3. Aux termes des dispositions de l’article R. 351-2 du code de justice administrative « Lorsqu'une cour administrative d'appel ou un tribunal administratif est saisi de conclusions qu'il estime relever de la compétence du Conseil d'Etat, son président transmet sans délai le dossier au Conseil d'Etat qui poursuit l'instruction de l'affaire. Si l'instruction de l'affaire révèle que celle-ci relève en tout ou partie de la compétence d'une autre juridiction, la chambre d'instruction saisit le président de la section du contentieux qui règle la question de compétence et attribue, le cas échéant, le jugement de tout ou partie des conclusions à la juridiction qu'il déclare compétente. » Aux termes des dispositions l’article R. 351-4 du même code : « Lorsque tout ou partie des conclusions dont est saisi un tribunal administratif, une cour administrative d'appel ou le Conseil d'Etat relève de la compétence d'une de ces juridictions administratives, le tribunal administratif, la cour administrative d'appel ou le Conseil d'Etat, selon le cas, est compétent, nonobstant les règles de répartition des compétences entre juridictions administratives, pour rejeter les conclusions entachées d'une irrecevabilité manifeste insusceptible d'être couverte en cours d'instance, pour constater qu'il n'y a pas lieu de statuer sur tout ou partie des conclusions ou pour rejeter la requête en se fondant sur l'irrecevabilité manifeste de la demande de première instance. ».
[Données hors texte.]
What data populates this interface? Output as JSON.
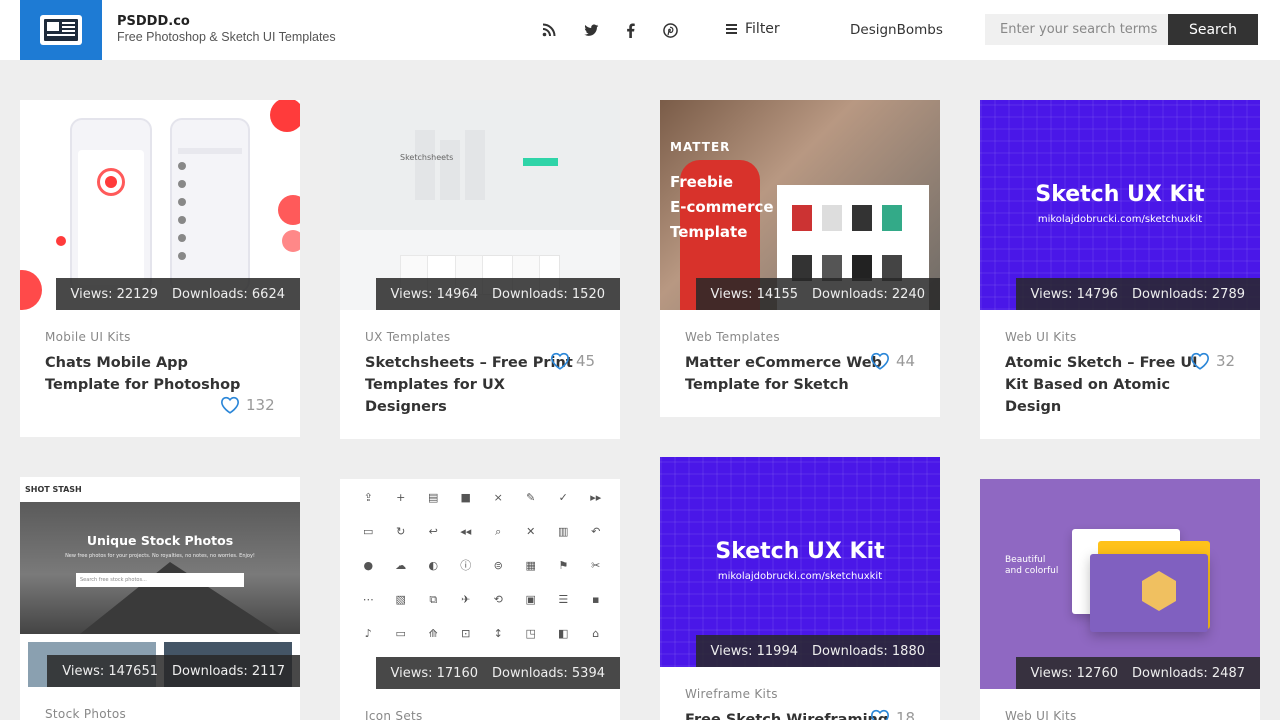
{
  "header": {
    "brand_title": "PSDDD.co",
    "brand_sub": "Free Photoshop & Sketch UI Templates",
    "filter_label": "Filter",
    "designbombs_label": "DesignBombs",
    "search_placeholder": "Enter your search terms",
    "search_button": "Search",
    "social_icons": [
      "rss-icon",
      "twitter-icon",
      "facebook-icon",
      "pinterest-icon"
    ]
  },
  "colors": {
    "brand_blue": "#1e7bd4",
    "kit_violet": "#4a17e8",
    "accent_red": "#ff3b3b",
    "web_purple": "#8f68c2"
  },
  "cards": [
    {
      "category": "Mobile UI Kits",
      "title_lines": [
        "Chats Mobile App",
        "Template for Photoshop"
      ],
      "likes": "132",
      "views": "Views: 22129",
      "downloads": "Downloads: 6624"
    },
    {
      "category": "UX Templates",
      "title_lines": [
        "Sketchsheets – Free Print",
        "Templates for UX",
        "Designers"
      ],
      "likes": "45",
      "views": "Views: 14964",
      "downloads": "Downloads: 1520",
      "thumb_text": "Sketchsheets"
    },
    {
      "category": "Web Templates",
      "title_lines": [
        "Matter eCommerce Web",
        "Template for Sketch"
      ],
      "likes": "44",
      "views": "Views: 14155",
      "downloads": "Downloads: 2240",
      "thumb_brand": "MATTER",
      "thumb_lines": [
        "Freebie",
        "E-commerce",
        "Template"
      ]
    },
    {
      "category": "Web UI Kits",
      "title_lines": [
        "Atomic Sketch – Free UI",
        "Kit Based on Atomic",
        "Design"
      ],
      "likes": "32",
      "views": "Views: 14796",
      "downloads": "Downloads: 2789",
      "thumb_title": "Sketch UX Kit",
      "thumb_url": "mikolajdobrucki.com/sketchuxkit"
    },
    {
      "category": "Stock Photos",
      "views": "Views: 147651",
      "downloads": "Downloads: 2117",
      "thumb_brand": "SHOT STASH",
      "thumb_title": "Unique Stock Photos",
      "thumb_sub": "New free photos for your projects. No royalties, no notes, no worries. Enjoy!",
      "thumb_search": "Search free stock photos..."
    },
    {
      "category": "Icon Sets",
      "views": "Views: 17160",
      "downloads": "Downloads: 5394"
    },
    {
      "category": "Wireframe Kits",
      "title_lines": [
        "Free Sketch Wireframing"
      ],
      "likes": "18",
      "views": "Views: 11994",
      "downloads": "Downloads: 1880",
      "thumb_title": "Sketch UX Kit",
      "thumb_url": "mikolajdobrucki.com/sketchuxkit"
    },
    {
      "category": "Web UI Kits",
      "views": "Views: 12760",
      "downloads": "Downloads: 2487",
      "thumb_lines": [
        "Beautiful",
        "and colorful"
      ]
    }
  ]
}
4. Il ressort des pièces du dossier que l’arrêt de la cour administrative d’appel de Versailles n° 23VE01430 du 27 mai 2025, ainsi que le courrier de notification de cet arrêt en date du 28 mai 2025, ont tous deux étés notifiés à M. C... le même jour à 18h18 via Télérecours ainsi qu’en atteste l’accusé de réception délivré par l’application informatique. La lettre de notification précisait que si l’intéressé estimait devoir se pourvoir en cassation contre cet arrêt, sa requête devrait être introduite auprès du Conseil d’Etat dans un délai de deux mois et présentée par un avocat au Conseil d’Etat et à la Cour de cassation, sous peine d’irrecevabilité. Toutefois
M. C... a introduit sa requête contre l’arrêt précité le 5 janvier 2026, soit après l’expiration du délai de recours de deux mois. Ainsi les conclusions de sa requête sont tardives et donc manifestement irrecevables.
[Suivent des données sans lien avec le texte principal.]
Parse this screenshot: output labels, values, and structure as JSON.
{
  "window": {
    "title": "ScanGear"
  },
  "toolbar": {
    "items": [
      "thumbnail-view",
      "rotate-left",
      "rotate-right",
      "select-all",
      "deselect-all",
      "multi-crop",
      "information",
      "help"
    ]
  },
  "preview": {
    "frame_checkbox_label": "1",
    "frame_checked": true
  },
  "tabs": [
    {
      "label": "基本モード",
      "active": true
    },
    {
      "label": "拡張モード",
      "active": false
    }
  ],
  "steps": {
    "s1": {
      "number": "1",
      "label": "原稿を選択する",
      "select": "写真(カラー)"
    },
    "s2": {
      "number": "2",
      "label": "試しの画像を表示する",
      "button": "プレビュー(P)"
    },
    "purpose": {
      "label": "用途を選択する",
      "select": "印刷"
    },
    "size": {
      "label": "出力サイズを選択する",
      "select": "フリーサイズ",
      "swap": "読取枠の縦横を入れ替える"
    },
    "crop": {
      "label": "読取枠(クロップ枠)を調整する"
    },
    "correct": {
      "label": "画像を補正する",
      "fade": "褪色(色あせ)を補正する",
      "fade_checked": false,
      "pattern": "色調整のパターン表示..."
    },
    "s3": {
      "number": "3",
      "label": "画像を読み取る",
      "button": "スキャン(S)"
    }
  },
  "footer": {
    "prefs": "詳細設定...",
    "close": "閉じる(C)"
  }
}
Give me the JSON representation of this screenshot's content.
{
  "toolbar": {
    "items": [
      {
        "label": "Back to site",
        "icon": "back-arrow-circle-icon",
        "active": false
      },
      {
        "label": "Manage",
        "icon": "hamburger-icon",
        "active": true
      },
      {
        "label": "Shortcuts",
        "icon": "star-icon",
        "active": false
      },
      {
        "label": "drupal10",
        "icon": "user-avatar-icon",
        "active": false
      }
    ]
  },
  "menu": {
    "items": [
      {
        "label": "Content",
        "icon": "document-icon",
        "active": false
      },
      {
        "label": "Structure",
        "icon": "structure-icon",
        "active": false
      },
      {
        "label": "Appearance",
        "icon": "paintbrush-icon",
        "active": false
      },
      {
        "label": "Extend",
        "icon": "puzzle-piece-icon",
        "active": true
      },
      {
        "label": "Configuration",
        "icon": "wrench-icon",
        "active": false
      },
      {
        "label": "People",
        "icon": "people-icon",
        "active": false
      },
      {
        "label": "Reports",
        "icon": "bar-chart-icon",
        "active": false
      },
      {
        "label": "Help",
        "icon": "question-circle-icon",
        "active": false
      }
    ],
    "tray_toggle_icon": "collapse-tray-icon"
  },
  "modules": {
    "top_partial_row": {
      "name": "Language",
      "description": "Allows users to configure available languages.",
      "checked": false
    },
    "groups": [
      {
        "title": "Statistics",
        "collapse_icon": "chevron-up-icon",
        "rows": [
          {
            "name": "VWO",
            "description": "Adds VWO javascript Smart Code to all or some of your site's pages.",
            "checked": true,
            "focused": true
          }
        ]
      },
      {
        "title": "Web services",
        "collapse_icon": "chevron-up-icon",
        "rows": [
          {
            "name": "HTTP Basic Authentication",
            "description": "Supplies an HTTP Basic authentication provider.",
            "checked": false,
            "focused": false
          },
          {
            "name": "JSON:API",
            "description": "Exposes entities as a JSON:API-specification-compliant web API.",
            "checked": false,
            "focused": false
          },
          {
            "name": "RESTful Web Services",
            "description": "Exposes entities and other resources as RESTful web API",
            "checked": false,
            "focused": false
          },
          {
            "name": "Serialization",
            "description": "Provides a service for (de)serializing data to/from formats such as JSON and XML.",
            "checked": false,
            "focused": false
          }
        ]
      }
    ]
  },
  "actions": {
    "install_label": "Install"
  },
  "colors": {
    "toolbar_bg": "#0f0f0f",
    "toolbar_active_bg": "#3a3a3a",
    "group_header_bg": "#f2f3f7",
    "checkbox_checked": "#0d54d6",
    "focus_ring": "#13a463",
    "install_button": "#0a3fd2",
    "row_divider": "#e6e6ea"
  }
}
5. Il y a lieu, dès lors, non de transmettre la requête de M. C... au Conseil d’Etat mais de la rejeter comme entachée d’une irrecevabilité manifeste par application des dispositions de l’article R. 351-4 du code de justice administrative.


O R D O N N E :


Article 1er : La requête de M. C... est rejetée.
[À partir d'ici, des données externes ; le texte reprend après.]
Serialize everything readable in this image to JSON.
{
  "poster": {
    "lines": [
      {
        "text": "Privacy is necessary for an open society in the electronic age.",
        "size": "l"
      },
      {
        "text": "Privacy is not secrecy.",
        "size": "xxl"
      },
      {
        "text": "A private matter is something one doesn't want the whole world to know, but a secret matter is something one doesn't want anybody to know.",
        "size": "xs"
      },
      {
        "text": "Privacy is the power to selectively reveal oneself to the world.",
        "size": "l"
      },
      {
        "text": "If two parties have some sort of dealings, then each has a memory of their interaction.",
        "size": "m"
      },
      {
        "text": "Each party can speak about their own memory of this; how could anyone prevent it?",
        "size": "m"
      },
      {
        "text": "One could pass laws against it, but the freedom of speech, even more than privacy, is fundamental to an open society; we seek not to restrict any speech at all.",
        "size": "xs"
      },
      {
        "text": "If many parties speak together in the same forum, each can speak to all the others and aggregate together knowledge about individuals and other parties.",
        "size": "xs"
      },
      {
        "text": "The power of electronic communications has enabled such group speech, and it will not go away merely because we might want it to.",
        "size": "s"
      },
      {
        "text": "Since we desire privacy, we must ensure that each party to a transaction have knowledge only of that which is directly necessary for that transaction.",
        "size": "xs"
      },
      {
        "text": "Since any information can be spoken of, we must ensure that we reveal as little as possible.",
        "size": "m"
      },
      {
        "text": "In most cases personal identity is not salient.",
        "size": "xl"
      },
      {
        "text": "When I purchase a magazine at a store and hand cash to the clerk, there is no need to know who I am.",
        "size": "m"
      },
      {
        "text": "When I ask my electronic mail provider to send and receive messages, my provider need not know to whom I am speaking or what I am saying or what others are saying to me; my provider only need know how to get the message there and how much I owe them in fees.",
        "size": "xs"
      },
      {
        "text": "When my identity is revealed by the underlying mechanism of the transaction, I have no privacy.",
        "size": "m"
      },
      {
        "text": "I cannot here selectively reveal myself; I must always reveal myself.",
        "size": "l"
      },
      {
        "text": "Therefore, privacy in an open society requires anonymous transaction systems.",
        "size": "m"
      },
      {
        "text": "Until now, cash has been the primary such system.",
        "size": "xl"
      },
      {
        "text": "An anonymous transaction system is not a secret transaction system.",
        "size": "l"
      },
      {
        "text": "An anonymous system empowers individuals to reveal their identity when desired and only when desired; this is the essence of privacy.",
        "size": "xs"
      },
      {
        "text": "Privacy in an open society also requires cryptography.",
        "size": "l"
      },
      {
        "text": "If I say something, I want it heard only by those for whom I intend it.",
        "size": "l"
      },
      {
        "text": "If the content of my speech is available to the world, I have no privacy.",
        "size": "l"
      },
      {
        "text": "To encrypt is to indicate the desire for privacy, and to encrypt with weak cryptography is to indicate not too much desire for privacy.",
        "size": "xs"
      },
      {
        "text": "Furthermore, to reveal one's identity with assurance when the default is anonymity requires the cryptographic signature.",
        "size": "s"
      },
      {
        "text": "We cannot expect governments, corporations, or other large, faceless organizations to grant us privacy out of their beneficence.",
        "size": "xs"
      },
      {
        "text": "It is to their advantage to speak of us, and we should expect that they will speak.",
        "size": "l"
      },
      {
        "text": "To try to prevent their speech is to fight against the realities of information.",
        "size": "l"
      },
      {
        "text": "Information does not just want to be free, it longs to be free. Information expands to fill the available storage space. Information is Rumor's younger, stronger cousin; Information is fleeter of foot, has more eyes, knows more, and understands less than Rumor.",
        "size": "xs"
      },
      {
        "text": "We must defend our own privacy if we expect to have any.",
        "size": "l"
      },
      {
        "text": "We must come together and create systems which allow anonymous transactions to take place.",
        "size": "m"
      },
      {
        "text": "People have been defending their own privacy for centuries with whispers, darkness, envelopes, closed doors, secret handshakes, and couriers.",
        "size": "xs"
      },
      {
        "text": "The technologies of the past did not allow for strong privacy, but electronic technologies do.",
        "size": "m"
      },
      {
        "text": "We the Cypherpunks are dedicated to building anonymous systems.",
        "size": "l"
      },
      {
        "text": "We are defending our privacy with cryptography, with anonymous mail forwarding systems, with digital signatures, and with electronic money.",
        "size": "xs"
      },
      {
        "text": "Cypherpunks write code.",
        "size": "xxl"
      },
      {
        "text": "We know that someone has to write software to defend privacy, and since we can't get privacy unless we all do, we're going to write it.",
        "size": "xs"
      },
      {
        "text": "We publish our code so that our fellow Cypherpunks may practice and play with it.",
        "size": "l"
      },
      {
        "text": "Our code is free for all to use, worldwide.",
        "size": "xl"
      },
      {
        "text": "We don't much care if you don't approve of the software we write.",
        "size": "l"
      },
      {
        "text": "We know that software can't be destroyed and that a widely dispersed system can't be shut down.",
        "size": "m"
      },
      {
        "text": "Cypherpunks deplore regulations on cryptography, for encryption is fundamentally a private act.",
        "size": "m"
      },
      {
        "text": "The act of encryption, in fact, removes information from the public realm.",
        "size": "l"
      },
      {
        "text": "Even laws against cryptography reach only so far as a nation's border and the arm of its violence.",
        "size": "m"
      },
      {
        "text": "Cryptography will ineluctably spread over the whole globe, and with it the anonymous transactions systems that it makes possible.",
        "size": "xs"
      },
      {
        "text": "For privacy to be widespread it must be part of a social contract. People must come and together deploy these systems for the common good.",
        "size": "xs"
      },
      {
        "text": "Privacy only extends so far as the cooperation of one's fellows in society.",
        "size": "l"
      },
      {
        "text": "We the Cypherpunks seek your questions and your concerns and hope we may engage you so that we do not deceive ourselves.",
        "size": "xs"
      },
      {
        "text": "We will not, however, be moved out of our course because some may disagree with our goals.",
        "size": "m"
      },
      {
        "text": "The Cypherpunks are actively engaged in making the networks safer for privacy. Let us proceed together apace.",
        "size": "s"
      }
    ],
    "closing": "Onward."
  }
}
Article 2 : La présente ordonnance sera notifiée à M. D... C....


Fait à Paris, le 17 mars 2026.


La première vice-présidente, présidente de la 4ème chambre,
M. E...


La République mande et ordonne au ministre de l'enseignement supérieur, de la recherche et de l’espace, en ce qui le concerne ou à tous commissaires de justice à ce requis en ce qui concerne les voies de droit commun contre les parties privées, de pourvoir à l'exécution de la présente décision.